Professor’s accounting book honored

Professor’s
accounting book honored

…………………………………………………………………

BY MAILEEN HAMTO
Special to the Rice News

For his work
on a biography commended by accounting history scholars
throughout the world, Stephen Zeff, the Herbert S. Autrey
Professor of Accounting, received his second Hourglass Award
from the Academy of Accounting Historians.

Zeff was honored
with the award for his critically acclaimed biography “Henry
Rand Hatfield: Humanist, Scholar and Accounting Educator”
(2000, JAI Press).

He was the first
recipient of the Hourglass Award at its inception in 1973.

The Academy of
Accounting Historians seeks to encourage research, publication,
teaching and personal interchanges in all phases of accounting
history and its interrelation with business and economic
history.
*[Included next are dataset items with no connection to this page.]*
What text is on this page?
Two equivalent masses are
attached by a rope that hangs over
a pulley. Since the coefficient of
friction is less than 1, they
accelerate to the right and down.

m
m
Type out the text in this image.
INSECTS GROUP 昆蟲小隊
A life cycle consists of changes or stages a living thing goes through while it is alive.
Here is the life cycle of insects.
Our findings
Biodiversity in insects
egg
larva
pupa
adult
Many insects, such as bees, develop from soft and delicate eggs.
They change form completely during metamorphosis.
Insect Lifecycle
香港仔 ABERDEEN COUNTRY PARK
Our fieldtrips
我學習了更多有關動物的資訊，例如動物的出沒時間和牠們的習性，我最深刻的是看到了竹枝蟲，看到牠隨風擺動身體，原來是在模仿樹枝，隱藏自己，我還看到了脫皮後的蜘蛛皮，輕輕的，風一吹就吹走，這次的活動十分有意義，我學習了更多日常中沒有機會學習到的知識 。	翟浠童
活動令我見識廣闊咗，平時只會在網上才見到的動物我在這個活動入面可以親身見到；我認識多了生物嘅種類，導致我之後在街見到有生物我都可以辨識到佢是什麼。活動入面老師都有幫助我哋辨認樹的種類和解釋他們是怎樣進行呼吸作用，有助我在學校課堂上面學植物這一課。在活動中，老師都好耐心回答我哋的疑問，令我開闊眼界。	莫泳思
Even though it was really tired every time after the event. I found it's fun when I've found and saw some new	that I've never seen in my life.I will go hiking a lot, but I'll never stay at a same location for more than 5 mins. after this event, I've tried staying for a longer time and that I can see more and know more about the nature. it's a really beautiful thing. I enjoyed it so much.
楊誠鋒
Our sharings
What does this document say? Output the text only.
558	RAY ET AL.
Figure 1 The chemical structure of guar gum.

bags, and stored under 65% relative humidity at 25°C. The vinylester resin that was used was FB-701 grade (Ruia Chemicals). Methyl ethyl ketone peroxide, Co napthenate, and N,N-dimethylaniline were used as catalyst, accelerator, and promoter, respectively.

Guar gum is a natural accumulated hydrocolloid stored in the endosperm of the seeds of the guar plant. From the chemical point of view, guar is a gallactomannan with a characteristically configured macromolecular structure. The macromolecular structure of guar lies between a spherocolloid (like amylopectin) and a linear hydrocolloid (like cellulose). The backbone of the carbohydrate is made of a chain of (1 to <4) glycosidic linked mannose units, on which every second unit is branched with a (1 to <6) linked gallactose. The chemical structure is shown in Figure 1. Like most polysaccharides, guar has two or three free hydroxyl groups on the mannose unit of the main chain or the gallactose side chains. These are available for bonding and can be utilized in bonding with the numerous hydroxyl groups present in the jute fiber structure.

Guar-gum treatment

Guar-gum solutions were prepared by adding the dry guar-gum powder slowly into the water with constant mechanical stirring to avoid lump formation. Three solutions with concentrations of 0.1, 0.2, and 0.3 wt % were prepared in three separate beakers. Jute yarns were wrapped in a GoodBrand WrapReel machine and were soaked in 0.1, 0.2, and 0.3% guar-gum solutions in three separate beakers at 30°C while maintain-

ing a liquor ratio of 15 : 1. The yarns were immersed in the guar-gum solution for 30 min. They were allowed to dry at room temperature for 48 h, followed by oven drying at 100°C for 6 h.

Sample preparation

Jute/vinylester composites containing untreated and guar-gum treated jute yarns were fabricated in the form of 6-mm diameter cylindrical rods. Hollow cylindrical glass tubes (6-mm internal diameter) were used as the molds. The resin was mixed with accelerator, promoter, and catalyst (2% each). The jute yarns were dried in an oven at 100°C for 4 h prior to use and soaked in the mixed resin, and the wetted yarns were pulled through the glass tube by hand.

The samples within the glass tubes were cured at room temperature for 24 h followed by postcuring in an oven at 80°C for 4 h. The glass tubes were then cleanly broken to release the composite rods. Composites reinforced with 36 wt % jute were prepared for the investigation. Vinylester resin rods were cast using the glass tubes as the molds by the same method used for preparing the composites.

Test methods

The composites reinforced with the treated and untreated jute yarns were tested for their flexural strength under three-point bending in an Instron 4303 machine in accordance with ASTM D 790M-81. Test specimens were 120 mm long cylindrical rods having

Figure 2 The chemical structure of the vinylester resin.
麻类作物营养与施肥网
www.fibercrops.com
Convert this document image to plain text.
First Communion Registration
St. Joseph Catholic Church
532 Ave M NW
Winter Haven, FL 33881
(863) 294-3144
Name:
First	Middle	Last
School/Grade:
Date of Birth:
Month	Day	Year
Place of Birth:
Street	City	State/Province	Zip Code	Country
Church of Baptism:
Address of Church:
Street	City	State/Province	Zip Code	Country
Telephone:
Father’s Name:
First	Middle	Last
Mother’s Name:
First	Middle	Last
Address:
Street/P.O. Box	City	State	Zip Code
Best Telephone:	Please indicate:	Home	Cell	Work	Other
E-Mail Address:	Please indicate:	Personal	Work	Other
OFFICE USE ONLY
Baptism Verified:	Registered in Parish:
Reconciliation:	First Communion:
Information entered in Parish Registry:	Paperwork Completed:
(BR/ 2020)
Presented annually at the academy’s November
research conference, the Hourglass Award recognizes an individual
who has made a demonstrable and significant contribution
to knowledge through research and publication in accounting
history.

“The quality
of the biography and the scholarship Zeff presents in this
book are impeccable,” said O. Finley Graves, professor
of accounting at Kansas State University and a 1970 Rice
alumnus who also is president of the Academy of Accounting
Historians. “Through this book, he shows how values
and other historical forces have influenced accounting thought.
He has also brought Henry Rand Hatfield to life.”

Through meticulous
research that spanned more than 30 years, Zeff published
the acclaimed biography revealing the life and scholarship
of Henry Rand Hatfield (1866-1945), long regarded as the
“dean of accounting teachers everywhere.”

Zeff began his
research on Hatfield’s life in the 1960s, when at the
encouragement of Maurice Moonitz, a former student of Hatfield’s
and professor of accounting at the University of California,
Berkeley, he began poring over Hatfield’s extensive
files of correspondence, notes and papers stored at the
university. Zeff then proceeded to interview or correspond
with many of Hatfield’s former colleagues and students.

“The book
is characteristic of the body of work Zeff has delivered
throughout his entire career,” Graves said. “His
work reflects how accounting is more than just adding, subtracting,
multiplying and dividing — that it is socially motivated
and imbued with values.”

The volume also
has received rave reviews from accounting scholars.

Zeff, who has
taught at Rice since 1978, was editor of the Accounting
Review from 1977 to ’82 and was president of the American
Accounting Association (AAA) in 1985-86. In 1988, he received
the AAA’s Outstanding Accounting Educator Award, and
in 1999 the AAA’s International Accounting Section
named him the recipient of its International Accounting
Educator Award.

Zeff holds bachelor’s
and master’s degrees from the University of Colorado
and an M.B.A. and a Ph.D. from the University of Michigan.

— Maileen
Hamto is assistant director of public relations at the Jesse
H. Jones Graduate School of Management.